Wednesday, December 16, 2020

Vaccins contre le Covid-19: Jean Castex face au défi de la confiance


Dans un contexte de défiance, le premier ministre s’est exprimé face aux députés pour fixer un calendrier.

Mis à jour hier à 20:33
Jean Castex s’adresse aux députés, mercredi, à l’Assemblée nationale. 

GONZALO FUENTES/REUTERS



«Transparence totale», «vigilance absolue» et «détermination sans faille». L’exécutif a choisi un rythme ternaire pour rassurer les Français à l’approche des premières vaccinations contre le Covid-19, qui pourraient débuter dès la dernière semaine de décembre en France.

En présentant sa stratégie vaccinale lors d’un débat sans vote et sans éclat de voix à l’Assemblée nationale, mercredi, le premier ministre briguait plus la confiance de l’opinion publique que celle des députés. Dans l’hémicycle du Palais Bourbon, Jean Castex a appelé chacun à se montrer «à la fois prudent, patient, mais confiant» devant l’arrivée de cette «arme supplémentaire», un «motif d’espoir face à l’épidémie.

EN DIRECT :Suivez notre DIRECT: Castex promet qu’il n’y aura «aucune vaccination sans consentement éclairé»

«La confiance ne se décrète pas, elle se gagne, elle se perd parfois, mais surtout elle se mérite», a concédé le premier ministre, conscient d’affronter un mur de défiance dans le pays. Une majorité de Français (59 %) déclaraient fin novembre qu’ils n’iraient pas, ou probablement pas, se faire vacciner contre le Covid-19 quand ils le pourront, selon un sondage Ifop. Un niveau de scepticisme parmi les plus élevés du monde, qu’a relevé Jean Castex: «le peuple français (...) n’a jamais été un grand fanatique de la vaccination.»

«Rassurer»

«Face à la peur», au «doute» et à la «suspicion», le chef du gouvernement a donc promis aux députés d’«expliquer», de «rassurer» et d’«accompagner» la population. À travers une campagne de vaccination fondée sur le «consentement», prise en charge par l’État et déployée en trois phases, a-t-il détaillé: environ un million de seniors dans les Ehpad dès la fin du mois «si les conditions sont réunies», puis 14 millions de personnes à risques, puis la population non prioritaire «à la fin du printemps».

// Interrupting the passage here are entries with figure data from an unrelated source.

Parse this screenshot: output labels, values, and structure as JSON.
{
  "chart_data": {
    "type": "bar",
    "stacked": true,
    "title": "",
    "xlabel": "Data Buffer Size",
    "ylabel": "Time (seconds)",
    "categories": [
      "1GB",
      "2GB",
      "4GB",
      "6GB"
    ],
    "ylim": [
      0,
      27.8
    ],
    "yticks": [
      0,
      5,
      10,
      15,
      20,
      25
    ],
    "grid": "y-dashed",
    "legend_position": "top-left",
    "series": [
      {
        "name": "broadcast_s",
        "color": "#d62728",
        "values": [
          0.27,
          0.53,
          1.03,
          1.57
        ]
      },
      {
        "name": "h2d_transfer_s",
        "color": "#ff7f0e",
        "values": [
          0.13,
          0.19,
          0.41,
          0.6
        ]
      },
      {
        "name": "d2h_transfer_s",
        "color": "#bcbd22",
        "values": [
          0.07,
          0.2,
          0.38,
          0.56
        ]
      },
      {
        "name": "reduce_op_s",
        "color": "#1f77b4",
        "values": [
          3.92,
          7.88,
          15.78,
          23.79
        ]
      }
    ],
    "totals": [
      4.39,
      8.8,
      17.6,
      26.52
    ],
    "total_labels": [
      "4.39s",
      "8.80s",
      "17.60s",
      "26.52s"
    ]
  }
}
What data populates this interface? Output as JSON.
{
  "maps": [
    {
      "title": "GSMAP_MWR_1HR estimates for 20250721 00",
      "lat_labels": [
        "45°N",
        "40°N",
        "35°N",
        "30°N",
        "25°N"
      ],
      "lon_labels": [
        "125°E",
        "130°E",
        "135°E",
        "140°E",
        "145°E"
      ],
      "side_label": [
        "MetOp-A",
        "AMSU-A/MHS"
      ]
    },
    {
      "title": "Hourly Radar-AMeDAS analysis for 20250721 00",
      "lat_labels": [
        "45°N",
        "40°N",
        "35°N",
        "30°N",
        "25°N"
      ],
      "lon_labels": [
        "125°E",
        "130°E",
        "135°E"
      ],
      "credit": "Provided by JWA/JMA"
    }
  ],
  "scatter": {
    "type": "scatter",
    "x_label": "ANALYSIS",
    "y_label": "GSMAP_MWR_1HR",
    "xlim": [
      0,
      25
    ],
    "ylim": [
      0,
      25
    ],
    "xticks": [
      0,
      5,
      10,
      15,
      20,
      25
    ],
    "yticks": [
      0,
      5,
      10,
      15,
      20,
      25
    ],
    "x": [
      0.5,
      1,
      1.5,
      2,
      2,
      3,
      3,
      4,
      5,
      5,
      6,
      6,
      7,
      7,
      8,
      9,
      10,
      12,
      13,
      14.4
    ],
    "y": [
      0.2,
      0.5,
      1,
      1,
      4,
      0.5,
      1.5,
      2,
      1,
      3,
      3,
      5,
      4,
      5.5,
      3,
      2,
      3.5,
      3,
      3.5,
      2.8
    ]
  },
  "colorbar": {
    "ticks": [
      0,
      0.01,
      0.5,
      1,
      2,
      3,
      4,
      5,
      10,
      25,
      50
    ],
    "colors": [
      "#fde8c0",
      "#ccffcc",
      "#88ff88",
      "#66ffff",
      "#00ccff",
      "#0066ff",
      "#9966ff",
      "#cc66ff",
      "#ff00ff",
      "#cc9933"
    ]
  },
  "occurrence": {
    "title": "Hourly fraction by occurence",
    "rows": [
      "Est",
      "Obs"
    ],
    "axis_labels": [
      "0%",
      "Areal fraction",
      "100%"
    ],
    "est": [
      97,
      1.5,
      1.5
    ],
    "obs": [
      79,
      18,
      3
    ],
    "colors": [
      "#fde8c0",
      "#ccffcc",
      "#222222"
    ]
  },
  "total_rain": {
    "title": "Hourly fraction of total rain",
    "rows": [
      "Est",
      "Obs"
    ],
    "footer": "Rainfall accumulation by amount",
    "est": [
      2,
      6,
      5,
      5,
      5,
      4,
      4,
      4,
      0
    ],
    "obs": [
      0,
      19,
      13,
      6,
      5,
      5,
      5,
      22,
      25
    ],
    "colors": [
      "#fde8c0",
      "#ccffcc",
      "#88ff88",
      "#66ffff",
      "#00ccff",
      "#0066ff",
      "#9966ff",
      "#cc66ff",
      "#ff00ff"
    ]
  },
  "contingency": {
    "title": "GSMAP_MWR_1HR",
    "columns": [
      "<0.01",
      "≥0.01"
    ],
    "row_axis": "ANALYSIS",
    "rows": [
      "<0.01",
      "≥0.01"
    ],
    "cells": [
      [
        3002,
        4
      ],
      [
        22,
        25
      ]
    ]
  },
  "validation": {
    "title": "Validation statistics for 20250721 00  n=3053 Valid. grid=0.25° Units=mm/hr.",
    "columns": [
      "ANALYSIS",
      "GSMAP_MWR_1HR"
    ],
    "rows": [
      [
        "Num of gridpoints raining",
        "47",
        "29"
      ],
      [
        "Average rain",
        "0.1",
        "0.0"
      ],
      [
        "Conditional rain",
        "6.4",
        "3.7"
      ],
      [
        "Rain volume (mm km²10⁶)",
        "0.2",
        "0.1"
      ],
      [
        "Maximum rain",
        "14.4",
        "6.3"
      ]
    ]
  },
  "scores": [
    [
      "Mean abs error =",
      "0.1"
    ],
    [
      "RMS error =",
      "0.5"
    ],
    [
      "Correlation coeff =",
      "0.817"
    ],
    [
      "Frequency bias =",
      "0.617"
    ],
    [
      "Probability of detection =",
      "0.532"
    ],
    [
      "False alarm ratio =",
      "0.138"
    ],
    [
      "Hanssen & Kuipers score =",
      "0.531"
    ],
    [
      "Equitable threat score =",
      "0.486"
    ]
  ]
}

Devant le premier ministre et son ministre de la Santé, les oppositions ont souligné à la fois les «espoirs» et les «inquiétudes» suscités par l’arrivée des vaccins. «Tout est allé très vite» et «l’on peut s’en réjouir», mais «les données à notre disposition sont encore très partielles», a nuancé l’Insoumis Adrien Quatennens, appelant à davantage de transparence «sanitaire» et «économique», notamment sur les «régimes de propriété intellectuelle et de responsabilité».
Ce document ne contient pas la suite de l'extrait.